Yaşamda var olma ve tutunma çabasının dayanağını oluşturan tüm koşullara gerçekçi alaycı ve acımasız bir yaklaşım…
Yolları terk edilmiş bir komün evinde kesişen geçmişleri umutları ve doğruları bambaşka iki insanın; Âdem Ziya ve Diler’in tüm farklılıklarına rağmen bir arada yaşama “mecburiyeti” başka bir ilişki biçimi yaratacak ve hayat mücadelesinden sağ çıkabilmenin anahtarını oluşturacaktır en azından biri için.
İlker Aksoy sınıfsal farklılıkları ve toplumsal rolleri deşifre ederek rekabet esneklik yaratıcılık gibi kavramlarla tasvir edilen yeni çalışma hayatının prangalarını gözler önüne sererken kent yoksullarının hırsızların mavi yakalı işçilerin ev kadınlarının çoğunluğun “ölümden beter yaşamlar”ına tanık olmaya zorluyor. Çark işledikçe güçlenenlerin zafer addettikleri trajedi tüm çıplaklığıyla açığa çıkarken yakın görünen dostların istenmeyen komşuların kuşatıcı ailelerin etrafında baş döndürücü bir sarmal şekilleniyor.

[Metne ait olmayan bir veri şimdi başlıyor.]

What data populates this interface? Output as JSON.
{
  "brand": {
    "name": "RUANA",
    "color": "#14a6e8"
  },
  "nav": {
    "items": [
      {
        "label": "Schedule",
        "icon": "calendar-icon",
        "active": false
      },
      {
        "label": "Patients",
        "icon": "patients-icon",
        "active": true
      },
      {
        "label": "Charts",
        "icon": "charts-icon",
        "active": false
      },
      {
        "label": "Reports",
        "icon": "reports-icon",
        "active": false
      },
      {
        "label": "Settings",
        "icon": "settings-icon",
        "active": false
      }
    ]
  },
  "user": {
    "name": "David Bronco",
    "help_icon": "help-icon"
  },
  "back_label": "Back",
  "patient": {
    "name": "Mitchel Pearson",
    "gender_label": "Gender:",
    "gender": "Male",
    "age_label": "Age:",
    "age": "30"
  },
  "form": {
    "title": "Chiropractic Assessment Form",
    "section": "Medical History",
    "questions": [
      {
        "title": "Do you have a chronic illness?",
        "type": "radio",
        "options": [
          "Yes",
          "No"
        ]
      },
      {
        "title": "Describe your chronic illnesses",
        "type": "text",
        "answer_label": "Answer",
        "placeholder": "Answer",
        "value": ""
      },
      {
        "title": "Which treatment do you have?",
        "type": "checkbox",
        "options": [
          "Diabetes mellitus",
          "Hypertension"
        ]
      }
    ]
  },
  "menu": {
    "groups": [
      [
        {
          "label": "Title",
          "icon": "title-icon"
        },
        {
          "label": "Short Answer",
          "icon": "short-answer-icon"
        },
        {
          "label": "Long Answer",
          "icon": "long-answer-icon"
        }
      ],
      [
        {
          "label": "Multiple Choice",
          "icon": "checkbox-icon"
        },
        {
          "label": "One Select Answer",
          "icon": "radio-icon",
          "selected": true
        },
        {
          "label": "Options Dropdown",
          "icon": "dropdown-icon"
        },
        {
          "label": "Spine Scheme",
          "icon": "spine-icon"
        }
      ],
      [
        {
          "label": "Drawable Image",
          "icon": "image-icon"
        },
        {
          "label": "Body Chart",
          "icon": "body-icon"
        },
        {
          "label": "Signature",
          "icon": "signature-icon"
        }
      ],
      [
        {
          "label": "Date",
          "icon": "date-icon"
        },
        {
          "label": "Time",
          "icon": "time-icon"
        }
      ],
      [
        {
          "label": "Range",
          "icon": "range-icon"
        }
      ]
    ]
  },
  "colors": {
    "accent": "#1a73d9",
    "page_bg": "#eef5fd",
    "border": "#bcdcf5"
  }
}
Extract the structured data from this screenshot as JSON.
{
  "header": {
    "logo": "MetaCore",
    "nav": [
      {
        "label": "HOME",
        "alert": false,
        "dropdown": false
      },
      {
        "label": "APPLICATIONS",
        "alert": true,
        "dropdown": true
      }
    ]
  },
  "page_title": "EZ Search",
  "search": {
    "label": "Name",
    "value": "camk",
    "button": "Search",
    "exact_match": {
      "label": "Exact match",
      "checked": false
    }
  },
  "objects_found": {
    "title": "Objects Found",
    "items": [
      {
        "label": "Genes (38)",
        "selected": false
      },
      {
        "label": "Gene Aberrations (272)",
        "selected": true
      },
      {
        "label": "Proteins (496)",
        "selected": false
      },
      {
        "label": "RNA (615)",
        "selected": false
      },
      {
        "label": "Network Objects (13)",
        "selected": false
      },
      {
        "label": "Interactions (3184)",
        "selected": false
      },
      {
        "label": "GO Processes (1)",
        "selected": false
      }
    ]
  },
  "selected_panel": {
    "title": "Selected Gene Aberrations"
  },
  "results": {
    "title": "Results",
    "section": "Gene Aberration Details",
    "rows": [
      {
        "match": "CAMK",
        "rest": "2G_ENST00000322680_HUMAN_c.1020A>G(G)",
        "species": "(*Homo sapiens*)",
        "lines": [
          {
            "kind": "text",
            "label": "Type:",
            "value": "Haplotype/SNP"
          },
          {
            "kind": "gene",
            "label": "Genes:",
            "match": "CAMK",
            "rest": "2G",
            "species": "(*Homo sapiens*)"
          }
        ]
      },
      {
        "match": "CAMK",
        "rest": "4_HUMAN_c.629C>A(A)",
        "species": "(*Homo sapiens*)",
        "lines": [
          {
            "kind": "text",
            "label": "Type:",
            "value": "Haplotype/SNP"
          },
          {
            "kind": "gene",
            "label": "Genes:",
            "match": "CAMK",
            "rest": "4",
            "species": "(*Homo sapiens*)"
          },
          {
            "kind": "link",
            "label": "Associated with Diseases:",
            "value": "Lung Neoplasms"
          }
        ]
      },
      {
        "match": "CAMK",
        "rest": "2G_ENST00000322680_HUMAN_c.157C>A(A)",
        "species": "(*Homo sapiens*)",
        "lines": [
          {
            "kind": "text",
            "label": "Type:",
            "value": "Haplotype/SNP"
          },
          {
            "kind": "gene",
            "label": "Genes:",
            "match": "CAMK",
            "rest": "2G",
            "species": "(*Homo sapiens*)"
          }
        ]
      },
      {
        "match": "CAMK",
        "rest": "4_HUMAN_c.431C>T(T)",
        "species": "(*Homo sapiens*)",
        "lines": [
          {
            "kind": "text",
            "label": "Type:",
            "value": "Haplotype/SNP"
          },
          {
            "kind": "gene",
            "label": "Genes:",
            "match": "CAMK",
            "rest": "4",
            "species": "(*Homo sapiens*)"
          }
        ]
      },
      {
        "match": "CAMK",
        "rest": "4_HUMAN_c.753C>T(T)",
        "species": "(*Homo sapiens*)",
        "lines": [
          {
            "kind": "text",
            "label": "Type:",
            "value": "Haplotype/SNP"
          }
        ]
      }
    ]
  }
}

Kara mizahın keskin dilinin başarıyla kullanıldığı Ölümden Beter Yaşamlar her şeyin gerçeklik üzerinden tariflendiği ancak gerçeklik zemininin giderek kaydığı cehennemlerimizle yüzleştiren modern bir tragedya…
“Gökyüzünün rengi ne?
-Mavi.
-Olmadı.
-Neden?
-Sen en son ne zaman gökyüzüne baktın?
-Hatırlamıyorum.
-Gökyüzünün rengini ezberinden söylüyorsun. İşte bu yüzden cevabını kabul edemem.”